We are interested in the functional organization and regulation of microfilaments in eucaryotic cells. Microfilaments, which are composed of actin filaments and associated proteins, are involved in a host of functions, including the determination of cellular shape and providing the machinery for a variety of motile processes. We are using diverse biochemical, structural, genetic and cell biological approaches to investigate the general principles underlying microfilament structure and function in eucaryotic cells. Two major projects are underway.

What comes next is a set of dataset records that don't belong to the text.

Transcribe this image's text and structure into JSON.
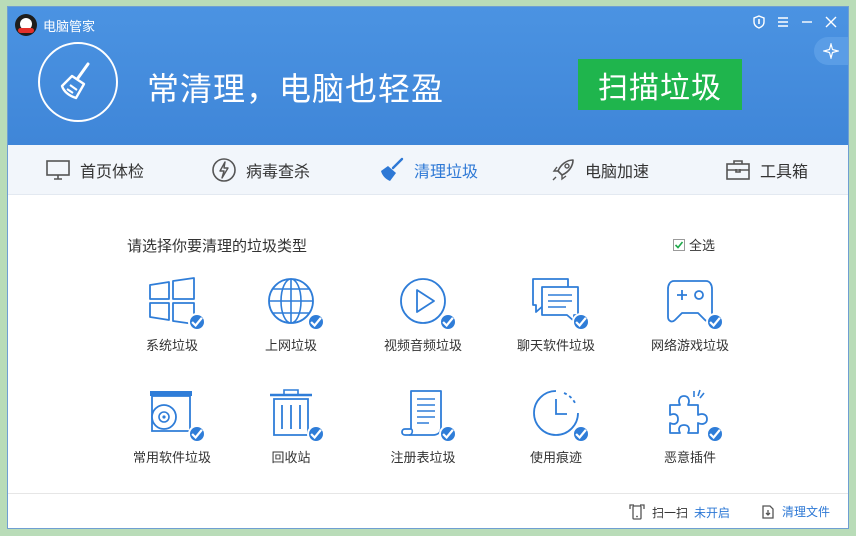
{
  "window": {
    "app_title": "电脑管家",
    "controls": [
      "shield-icon",
      "menu-icon",
      "minimize-icon",
      "close-icon"
    ]
  },
  "header": {
    "headline": "常清理，电脑也轻盈",
    "scan_button": "扫描垃圾"
  },
  "nav": {
    "tabs": [
      {
        "label": "首页体检",
        "icon": "monitor-icon"
      },
      {
        "label": "病毒查杀",
        "icon": "lightning-icon"
      },
      {
        "label": "清理垃圾",
        "icon": "broom-icon",
        "active": true
      },
      {
        "label": "电脑加速",
        "icon": "rocket-icon"
      },
      {
        "label": "工具箱",
        "icon": "toolbox-icon"
      }
    ]
  },
  "content": {
    "prompt": "请选择你要清理的垃圾类型",
    "select_all": "全选",
    "tiles": [
      {
        "label": "系统垃圾",
        "icon": "windows-icon",
        "checked": true
      },
      {
        "label": "上网垃圾",
        "icon": "globe-icon",
        "checked": true
      },
      {
        "label": "视频音频垃圾",
        "icon": "play-icon",
        "checked": true
      },
      {
        "label": "聊天软件垃圾",
        "icon": "chat-icon",
        "checked": true
      },
      {
        "label": "网络游戏垃圾",
        "icon": "gamepad-icon",
        "checked": true
      },
      {
        "label": "常用软件垃圾",
        "icon": "disc-drive-icon",
        "checked": true
      },
      {
        "label": "回收站",
        "icon": "trash-icon",
        "checked": true
      },
      {
        "label": "注册表垃圾",
        "icon": "scroll-icon",
        "checked": true
      },
      {
        "label": "使用痕迹",
        "icon": "clock-icon",
        "checked": true
      },
      {
        "label": "恶意插件",
        "icon": "puzzle-icon",
        "checked": true
      }
    ]
  },
  "footer": {
    "scan_label": "扫一扫",
    "scan_status": "未开启",
    "clean_files": "清理文件"
  },
  "colors": {
    "header_blue": "#4b93e2",
    "accent_blue": "#2f7dd8",
    "scan_green": "#1fb54d"
  }
}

The first is a detailed investigation into the molecular organization of the microfilaments that make up the cytoskeleton of microvilli present on intestinal epithelial cells. In this work we are purifying and characterizing the various microfilament-associated proteins (including villin, fimbrin, brush border myosin I, and ezrin) and, together with ultrastructural studies, are piecing together the precise function of each component. We then explore whether related proteins perform similar functions in other, less easily studied, microfilament arrangements. Current studies suggest that ezrin performs a central role in coordinating cell structure with membrane traffick in the apical aspect of epithelial cells.

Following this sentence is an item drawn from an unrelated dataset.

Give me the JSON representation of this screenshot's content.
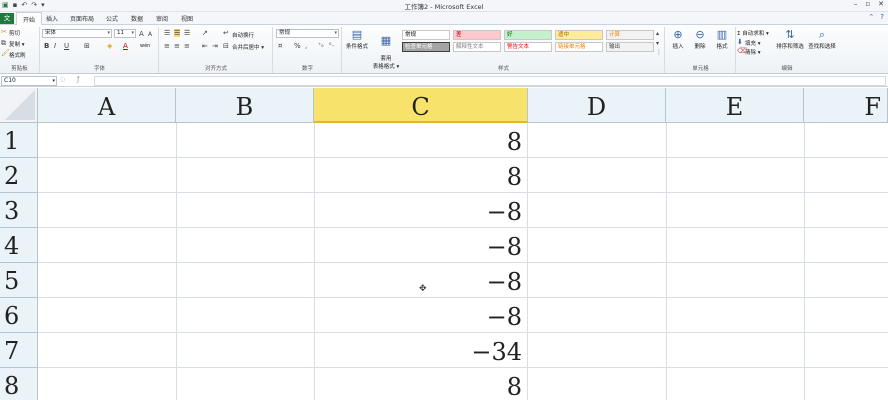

The second major project exploits the yeast Saccharomyces cerevisiae for a combined biochemical and genetic approach to the structure and function of a microfilament in this simple eucaryote. We are presently identifying, purifying and characterizing microfilament-associated proteins related to those under study in higher eucaryotic cells. Over the last few years, we have shown that one major component of the yeast actin cytoskeleton, namely the polarized actin cables that run from the bud into the mother cell, are polarized highways for the delivery of secretory vesicles for cell growth, as well as providing the underlying polarity for organelle segregation during the cell cycle. Working with the actin cables is a myosin-V molecular motor that carries cargoes along the cables to their destination. Our goal is to understand at the molecular level how cables are established, and how they are used by the myosin-V to deliver their cargo, both of which have to be regulated in a cell cycle-dependent manner.